Congress finally appropriated a meager $2.5 million in 1956; in 1957, the Park Service announced a site plan revision whereby the tunnel could be shortened and costs reduced.  The Old Rock House was doomed.  Festive groundbreaking ceremonies for the railroad relocation project were held on June 23, 1959.  Within less than one week, a contract ($2,426,155) for relocation work along with dismantling the Old Rock House was awarded to the MacDonald Construction Company of St.
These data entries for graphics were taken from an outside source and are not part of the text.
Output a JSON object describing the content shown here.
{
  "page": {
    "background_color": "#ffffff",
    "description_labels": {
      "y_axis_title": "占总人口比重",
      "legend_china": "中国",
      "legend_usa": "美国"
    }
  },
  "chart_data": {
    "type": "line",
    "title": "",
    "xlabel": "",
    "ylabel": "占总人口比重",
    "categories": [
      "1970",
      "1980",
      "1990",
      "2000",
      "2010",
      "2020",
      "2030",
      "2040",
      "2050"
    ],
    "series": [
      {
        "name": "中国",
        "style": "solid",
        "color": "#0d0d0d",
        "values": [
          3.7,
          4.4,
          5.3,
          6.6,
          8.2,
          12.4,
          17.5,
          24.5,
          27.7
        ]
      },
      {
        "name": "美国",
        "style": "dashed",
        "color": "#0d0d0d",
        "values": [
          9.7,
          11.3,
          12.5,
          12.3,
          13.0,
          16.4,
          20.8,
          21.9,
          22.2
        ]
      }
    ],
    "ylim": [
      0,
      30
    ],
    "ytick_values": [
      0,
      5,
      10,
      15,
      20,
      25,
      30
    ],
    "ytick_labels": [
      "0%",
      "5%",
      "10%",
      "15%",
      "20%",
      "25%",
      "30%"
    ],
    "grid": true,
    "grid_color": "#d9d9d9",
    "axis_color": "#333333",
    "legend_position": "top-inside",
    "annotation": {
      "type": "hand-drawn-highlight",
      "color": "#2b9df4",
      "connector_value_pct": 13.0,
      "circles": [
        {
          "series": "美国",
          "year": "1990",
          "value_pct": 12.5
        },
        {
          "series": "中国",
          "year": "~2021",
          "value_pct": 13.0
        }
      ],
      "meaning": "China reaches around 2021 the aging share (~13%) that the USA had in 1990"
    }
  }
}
Louis.  Included in the contract was the requirement that stones from the Rock House corners and lintels be numbered and kept along with some of the timbers and hardware.  (The diminutive building could not be moved as a unit.  A limestone outcropping formed part of the west wall; the rest of the walls were constructed of small pieces of unstable rubble pried from the limestone bluffs.)

Perhaps the National Park Service made it clear that it would build a reproduction, not a reconstruction, of the Old Rock House at another site on the Memorial grounds.  The public, however, believed otherwise.  In 1965, the Post-Dispatch's E. F. Porter, Jr. began a tantalizing story:  "Most of the Old Rock House is missing and presume to be lost."  Porter went on to quote George B. Hartzog, Jr., Superintendent at the Memorial when the Rock House was dismantled, who stated that the entire building was not saved because most of the materials were no longer original.  (The Park Service, in fact, had "restored" the building soon after acquiring it in the early 1940s.)  The story concluded with comments from LeRoy R. Brown, acting Superintendent, assuring readers that a reproduction of the Rock House was to be erected at the south end of the park.  Costs were estimated at $108,000; no money had been budgeted.
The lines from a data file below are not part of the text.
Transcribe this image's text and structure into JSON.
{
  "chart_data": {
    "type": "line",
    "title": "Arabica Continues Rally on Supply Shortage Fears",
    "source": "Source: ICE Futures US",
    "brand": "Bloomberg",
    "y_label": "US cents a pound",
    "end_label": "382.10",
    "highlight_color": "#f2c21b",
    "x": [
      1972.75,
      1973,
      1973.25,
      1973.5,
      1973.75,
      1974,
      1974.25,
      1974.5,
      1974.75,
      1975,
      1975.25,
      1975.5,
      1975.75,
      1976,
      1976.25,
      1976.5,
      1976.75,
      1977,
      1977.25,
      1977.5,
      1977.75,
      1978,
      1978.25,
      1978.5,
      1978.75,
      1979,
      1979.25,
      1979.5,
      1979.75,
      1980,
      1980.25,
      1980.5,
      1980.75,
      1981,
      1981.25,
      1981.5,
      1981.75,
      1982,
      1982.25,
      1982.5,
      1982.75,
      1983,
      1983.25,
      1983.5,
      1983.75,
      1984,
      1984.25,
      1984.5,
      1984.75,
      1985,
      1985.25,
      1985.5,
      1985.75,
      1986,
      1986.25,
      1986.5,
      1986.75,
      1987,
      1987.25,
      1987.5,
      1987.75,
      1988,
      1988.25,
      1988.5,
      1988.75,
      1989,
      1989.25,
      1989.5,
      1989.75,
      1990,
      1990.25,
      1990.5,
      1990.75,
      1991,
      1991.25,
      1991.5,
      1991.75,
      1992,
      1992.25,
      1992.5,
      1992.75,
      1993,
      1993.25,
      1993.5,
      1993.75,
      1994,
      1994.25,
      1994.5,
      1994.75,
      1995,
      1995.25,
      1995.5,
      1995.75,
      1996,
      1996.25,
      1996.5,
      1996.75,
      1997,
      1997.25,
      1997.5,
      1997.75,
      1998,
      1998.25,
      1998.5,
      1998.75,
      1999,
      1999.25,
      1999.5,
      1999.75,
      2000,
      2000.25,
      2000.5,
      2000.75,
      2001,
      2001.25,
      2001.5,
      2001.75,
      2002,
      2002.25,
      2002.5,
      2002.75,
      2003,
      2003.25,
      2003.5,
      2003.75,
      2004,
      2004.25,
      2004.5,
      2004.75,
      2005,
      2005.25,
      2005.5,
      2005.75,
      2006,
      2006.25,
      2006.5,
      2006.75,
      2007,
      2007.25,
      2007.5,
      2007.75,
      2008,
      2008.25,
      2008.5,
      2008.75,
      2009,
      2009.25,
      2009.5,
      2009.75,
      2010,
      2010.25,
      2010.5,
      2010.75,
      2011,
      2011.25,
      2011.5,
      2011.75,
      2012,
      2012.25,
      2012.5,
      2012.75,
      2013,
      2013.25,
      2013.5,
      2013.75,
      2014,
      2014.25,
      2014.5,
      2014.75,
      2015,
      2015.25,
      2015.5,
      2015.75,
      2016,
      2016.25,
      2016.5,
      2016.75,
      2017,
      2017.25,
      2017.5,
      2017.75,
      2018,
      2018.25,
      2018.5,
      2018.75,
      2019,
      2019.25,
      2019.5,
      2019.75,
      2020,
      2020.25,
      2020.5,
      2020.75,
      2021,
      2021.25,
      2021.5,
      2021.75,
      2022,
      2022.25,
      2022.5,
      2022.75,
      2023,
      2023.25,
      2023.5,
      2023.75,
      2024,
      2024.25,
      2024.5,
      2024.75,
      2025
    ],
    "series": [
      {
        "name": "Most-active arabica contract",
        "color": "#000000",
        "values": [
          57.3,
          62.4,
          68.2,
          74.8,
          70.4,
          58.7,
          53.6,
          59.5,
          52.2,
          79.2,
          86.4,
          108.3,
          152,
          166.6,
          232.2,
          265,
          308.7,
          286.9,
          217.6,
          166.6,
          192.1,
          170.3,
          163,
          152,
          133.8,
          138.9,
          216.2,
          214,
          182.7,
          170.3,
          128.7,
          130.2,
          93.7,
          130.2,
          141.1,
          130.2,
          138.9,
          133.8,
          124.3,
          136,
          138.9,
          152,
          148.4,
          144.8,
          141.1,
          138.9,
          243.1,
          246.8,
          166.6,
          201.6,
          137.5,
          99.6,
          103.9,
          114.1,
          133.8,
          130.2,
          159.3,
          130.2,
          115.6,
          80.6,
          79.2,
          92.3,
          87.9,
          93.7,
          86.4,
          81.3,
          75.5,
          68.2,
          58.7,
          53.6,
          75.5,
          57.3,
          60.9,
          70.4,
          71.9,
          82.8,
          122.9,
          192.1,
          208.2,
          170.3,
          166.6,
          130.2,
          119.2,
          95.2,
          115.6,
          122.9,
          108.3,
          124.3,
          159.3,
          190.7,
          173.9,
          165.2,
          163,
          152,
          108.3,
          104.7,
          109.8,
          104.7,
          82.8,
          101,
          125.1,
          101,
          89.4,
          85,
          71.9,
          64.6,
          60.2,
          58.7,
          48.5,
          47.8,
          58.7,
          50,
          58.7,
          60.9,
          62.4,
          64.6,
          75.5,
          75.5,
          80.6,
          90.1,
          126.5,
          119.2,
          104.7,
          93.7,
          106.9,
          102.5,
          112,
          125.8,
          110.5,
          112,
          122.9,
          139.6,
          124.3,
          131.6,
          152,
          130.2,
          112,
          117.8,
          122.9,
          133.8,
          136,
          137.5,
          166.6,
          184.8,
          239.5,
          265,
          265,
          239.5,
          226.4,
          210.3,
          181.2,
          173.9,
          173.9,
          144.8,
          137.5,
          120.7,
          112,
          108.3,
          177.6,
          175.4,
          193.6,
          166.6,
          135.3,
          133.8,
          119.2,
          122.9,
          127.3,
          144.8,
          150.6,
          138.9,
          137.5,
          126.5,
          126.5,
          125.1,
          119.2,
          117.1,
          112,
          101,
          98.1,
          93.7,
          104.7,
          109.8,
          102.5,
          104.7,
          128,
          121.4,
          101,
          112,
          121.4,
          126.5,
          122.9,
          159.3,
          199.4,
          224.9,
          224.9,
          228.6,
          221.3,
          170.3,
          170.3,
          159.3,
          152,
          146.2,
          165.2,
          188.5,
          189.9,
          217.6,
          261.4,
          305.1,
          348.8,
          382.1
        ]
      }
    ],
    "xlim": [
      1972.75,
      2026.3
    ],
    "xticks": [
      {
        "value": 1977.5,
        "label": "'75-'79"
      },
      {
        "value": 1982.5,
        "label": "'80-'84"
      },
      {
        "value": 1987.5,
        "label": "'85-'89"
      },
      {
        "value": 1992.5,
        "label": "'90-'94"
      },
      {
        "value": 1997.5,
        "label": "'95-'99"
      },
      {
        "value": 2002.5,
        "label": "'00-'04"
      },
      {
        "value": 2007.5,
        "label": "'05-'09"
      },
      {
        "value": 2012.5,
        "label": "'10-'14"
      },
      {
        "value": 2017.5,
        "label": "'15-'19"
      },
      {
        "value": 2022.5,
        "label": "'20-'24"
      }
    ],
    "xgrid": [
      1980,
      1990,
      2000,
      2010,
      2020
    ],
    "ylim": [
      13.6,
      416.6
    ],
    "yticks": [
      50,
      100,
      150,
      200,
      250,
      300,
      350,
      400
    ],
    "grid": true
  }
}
Hartzog's version of history and Brown's plans for the future were soundly challenged in "Two Architects Dismiss Proposal to Rebuild Old Rock House," a follow-up Porter story from 1965.  Charles E. Peterson, responsible for the 1941 restoration work, said that "the historical and architectural significance of the building depended on its remaining at its original site at the foot of Chestnut Street."  John Albury Bryan called the proposal to build a reproduction "valueless."  (Bryan, who went to work for the Park Service in 1936, had been assigned the task of evaluating more than 400 buildings on the Memorial site.  It was he who helped formulate the original requirement that the Rock House be retained.)  Bryan sloughed off the salvage efforts as a public relations gesture-alleging that Hartzog was anxious to get the project going and that Saarinen didn't want the Rock House there anyhow. 
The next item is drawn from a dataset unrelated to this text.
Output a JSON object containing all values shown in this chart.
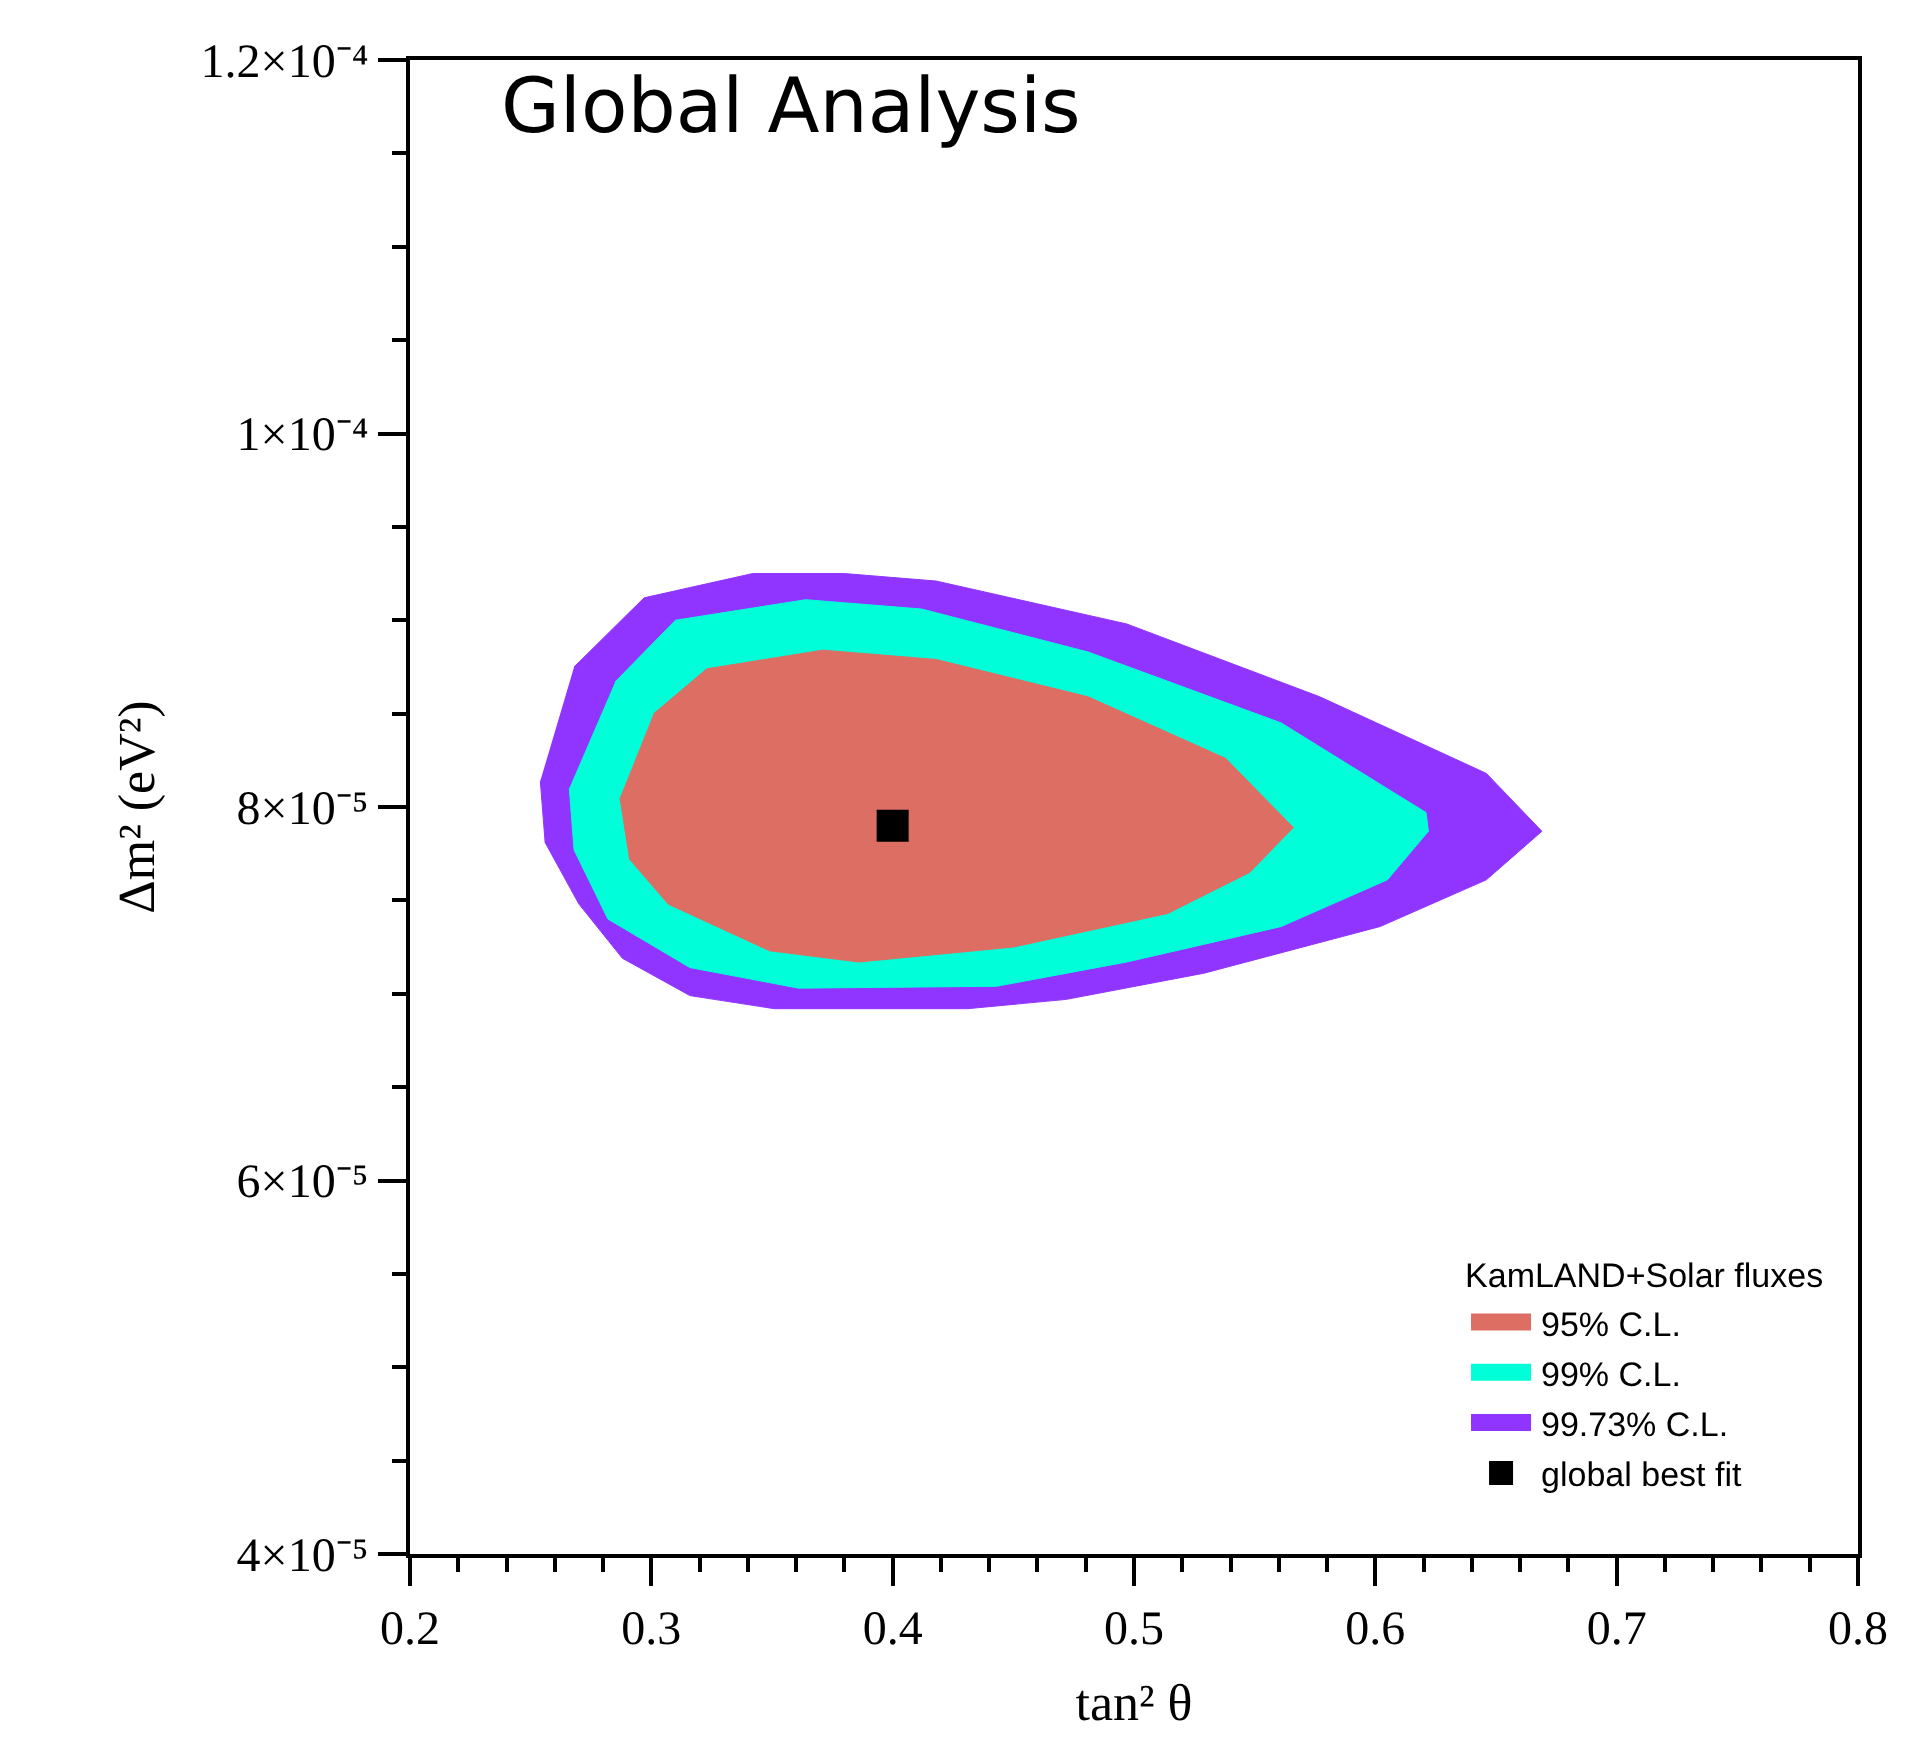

Almost forty years later on Sunday, February 4, 1996, an attentive audience heard Regina Bellavia lecture at the Stupp Center in Tower Grove Park.  Her topic, "Jefferson National Expansion Memorial:  the Challenge of Preserving a Designed Contemporary Landscape," was a work-in-progress report.  An historical landscape architect, Bellavia's first assignment with the National Park Service dealt with President Theodore Roosevelt's estate in New York.  In St. Louis, her job was to document the original design intent, piece together project history and develop a long-range maintenance plan for the Memorial grounds. 

Although "Whatever happened to the Old Rock House?" is a question still asked today (the partial answer:  random stones can be found the basement of the Old Courthouse), Bellavia's initial research revealed a complicated authorship and evoked new questions about the integrity and/or sanctity of the as-built Memorial landscape.  Some of her early findings worth pondering: 

Bellavia also noted that the fertile collaboration between Saarinen and landscape architect Dan Kiley lasted from the 1947 competition through many design evolutions to Saarinen's death in 1961.  The Park Service then chose not to retain Kiley on his own, depending instead upon in-house personnel to complete the design and monitor construction.   

Regina Bellavia's 250-page Cultural Landscape Report for Jefferson National Expansion Memorial published later in 1996 (copies available in 2007 from the National Park Service in St. Louis) is an invaluable resource for readers interested in the relationship between Saarinen and Kiley (they first met in 1942 thanks to architect Louis I. Kahn) and the convoluted history of their vision for St. Louis' Memorial.